Gulls: they tend to be considered a nuisance, stealing french fries or even entire slices of pizza, and squawking while you try to enjoy a quiet afternoon at the beach.
But conservationist Connel Bradwell and filmmaker Ryan Wilkes are trying to change how we view the birds.
“I think the reputation is pretty harsh,” Bradwell told CBC’s The Early Edition. “The more we learned about them, the more interesting they became.”
Bradwell and Wilkes said they observed the birds in urban settings and in nature to gain a better understanding of them.
WATCH | Creator Network: What’s to love about gulls
They’re ‘opportunistic omnivores’
Gulls, Bradwell said, are considered “opportunistic omnivores,” meaning they’ll eat just about anything.
In the wild, away from urban settings, they feed on sea stars, crabs and other shellfish.

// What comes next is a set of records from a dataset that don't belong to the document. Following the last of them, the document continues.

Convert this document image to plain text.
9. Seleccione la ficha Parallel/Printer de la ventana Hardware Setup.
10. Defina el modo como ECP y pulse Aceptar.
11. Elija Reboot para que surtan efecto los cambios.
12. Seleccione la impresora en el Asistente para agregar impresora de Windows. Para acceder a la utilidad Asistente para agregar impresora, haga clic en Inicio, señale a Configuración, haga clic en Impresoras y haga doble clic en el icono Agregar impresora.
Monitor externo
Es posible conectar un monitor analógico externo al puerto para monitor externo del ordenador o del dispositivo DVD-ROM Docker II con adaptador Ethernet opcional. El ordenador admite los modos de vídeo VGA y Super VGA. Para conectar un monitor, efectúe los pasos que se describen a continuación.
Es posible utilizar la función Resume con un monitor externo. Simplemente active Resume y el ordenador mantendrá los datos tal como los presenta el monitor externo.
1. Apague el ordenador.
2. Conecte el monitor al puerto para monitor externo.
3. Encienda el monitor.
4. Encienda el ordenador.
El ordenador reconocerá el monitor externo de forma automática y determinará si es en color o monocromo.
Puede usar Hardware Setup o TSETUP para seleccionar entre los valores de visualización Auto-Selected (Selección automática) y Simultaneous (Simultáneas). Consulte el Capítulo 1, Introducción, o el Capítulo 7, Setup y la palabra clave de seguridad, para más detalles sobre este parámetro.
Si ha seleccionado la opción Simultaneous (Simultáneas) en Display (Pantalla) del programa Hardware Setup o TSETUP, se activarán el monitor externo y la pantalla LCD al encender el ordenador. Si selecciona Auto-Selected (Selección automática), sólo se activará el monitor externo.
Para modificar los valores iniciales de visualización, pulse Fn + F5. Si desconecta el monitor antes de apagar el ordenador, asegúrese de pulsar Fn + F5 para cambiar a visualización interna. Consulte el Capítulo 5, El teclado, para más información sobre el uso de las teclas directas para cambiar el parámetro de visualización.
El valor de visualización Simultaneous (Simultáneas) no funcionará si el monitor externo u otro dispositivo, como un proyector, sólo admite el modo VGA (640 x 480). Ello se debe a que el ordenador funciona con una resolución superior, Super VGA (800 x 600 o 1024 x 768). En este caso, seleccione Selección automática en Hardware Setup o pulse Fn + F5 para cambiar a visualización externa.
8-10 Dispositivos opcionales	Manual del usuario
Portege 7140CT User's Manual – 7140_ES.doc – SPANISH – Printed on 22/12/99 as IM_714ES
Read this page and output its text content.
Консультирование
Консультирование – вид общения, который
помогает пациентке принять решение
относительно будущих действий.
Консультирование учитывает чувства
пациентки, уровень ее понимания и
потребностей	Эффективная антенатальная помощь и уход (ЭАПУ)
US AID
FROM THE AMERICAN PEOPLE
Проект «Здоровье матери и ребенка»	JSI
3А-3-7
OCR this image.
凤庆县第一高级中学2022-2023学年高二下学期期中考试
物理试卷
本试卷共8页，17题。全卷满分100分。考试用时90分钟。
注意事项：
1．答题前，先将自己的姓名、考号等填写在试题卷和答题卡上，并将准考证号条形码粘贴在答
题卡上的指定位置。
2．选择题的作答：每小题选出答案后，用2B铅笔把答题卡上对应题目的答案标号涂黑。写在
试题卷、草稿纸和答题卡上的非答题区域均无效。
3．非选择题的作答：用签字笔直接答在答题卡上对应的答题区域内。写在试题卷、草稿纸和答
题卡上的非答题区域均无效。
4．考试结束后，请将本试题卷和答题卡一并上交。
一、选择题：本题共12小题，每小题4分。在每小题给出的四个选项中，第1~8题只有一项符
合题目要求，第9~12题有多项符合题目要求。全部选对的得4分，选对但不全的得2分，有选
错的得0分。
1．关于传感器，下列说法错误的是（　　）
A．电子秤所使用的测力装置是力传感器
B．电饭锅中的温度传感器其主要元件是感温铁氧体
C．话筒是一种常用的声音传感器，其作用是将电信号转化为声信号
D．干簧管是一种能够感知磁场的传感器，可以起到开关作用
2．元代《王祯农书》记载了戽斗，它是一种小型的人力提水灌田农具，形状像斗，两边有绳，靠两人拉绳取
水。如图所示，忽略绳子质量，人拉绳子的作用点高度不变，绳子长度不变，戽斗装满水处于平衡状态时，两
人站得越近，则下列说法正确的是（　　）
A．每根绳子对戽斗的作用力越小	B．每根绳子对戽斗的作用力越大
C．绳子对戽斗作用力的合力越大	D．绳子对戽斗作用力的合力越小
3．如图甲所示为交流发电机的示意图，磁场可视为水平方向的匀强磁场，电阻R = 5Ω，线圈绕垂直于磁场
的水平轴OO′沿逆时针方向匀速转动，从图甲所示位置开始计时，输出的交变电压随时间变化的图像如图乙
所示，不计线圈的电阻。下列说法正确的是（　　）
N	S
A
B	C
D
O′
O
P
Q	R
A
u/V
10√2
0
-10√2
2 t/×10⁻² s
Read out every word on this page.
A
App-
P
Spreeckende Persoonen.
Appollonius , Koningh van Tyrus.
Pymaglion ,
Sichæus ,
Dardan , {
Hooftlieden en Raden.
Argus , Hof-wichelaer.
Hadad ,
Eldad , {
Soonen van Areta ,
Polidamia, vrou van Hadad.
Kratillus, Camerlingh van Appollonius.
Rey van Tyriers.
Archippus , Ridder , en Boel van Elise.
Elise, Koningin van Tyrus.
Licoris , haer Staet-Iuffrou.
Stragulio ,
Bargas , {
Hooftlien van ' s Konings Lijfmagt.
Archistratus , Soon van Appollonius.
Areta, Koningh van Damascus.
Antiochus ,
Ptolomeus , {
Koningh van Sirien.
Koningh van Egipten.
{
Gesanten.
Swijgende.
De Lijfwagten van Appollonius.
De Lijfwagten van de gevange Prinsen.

They often drop shells onto rocks to crack them open and access the food inside.
“I even saw them using the road,” Bradwell said. “They would drop a shell onto the road, a car would run over the shell and they’d come in and pick up the pieces.”
Anyone who’s ever been to Vancouver’s Granville Island has seen how the urban gulls operate: the birds dive-bomb tourists to grab a couple of fries, or swallow a slice of pizza whole.
“Gulls are turning to foods like French fries and eating garbage because the availability of the food in the ocean is not as plentiful as it once was,” Wilkes said.
Their habits say something about the environment
Gulls are a species that, based on their habits, could tell researchers and conservationists about what’s going on in the broader ecosystem, Wilkes said.
He said their mere presence in urban spaces is something to note.
“They’re telling us by being in these urban areas, by causing a ruckus, by being annoying, that maybe there’s problems out in the ocean.”
For example, Wilkes said, food may not be as plentiful as it once was in shorelines, their natural habitats.
According to researcher Louise Blight, if the bird’s population declines, it could signal to biologists that something “profound” is happening in the area in which they live.
They recognize screeches — and faces
There’s no mistaking the call of the gull: a loud shriek, which only gets louder as they gather — even Disney acknowledged this in their portrayed of the birds in Finding Nemo.
But though it may sound obnoxious to us, Bradwell says the birds have their own unique voices, similar to humans. That shrieky call is their form of talking — something gull chicks learn primarily to identify their parents.
“It’s actually very sophisticated,” Bradwell said.
LISTS | What makes gulls, a highly intelligent species, so special
The Early Edition5:57Gulls can seem like a nuisance, but conservationist Connel Bradwell says they’re treated unfairly
Not only do they recognize their unique calls, Bradwell said — they also recognize human faces, similar to crows.
That made me think, ‘Oh gosh, was I ever horrible to a gull? Will they remember me?'” Bradwell said with a laugh.
“I have definitely been nicer to the ones around my neighborhood now knowing that they might remember my face.”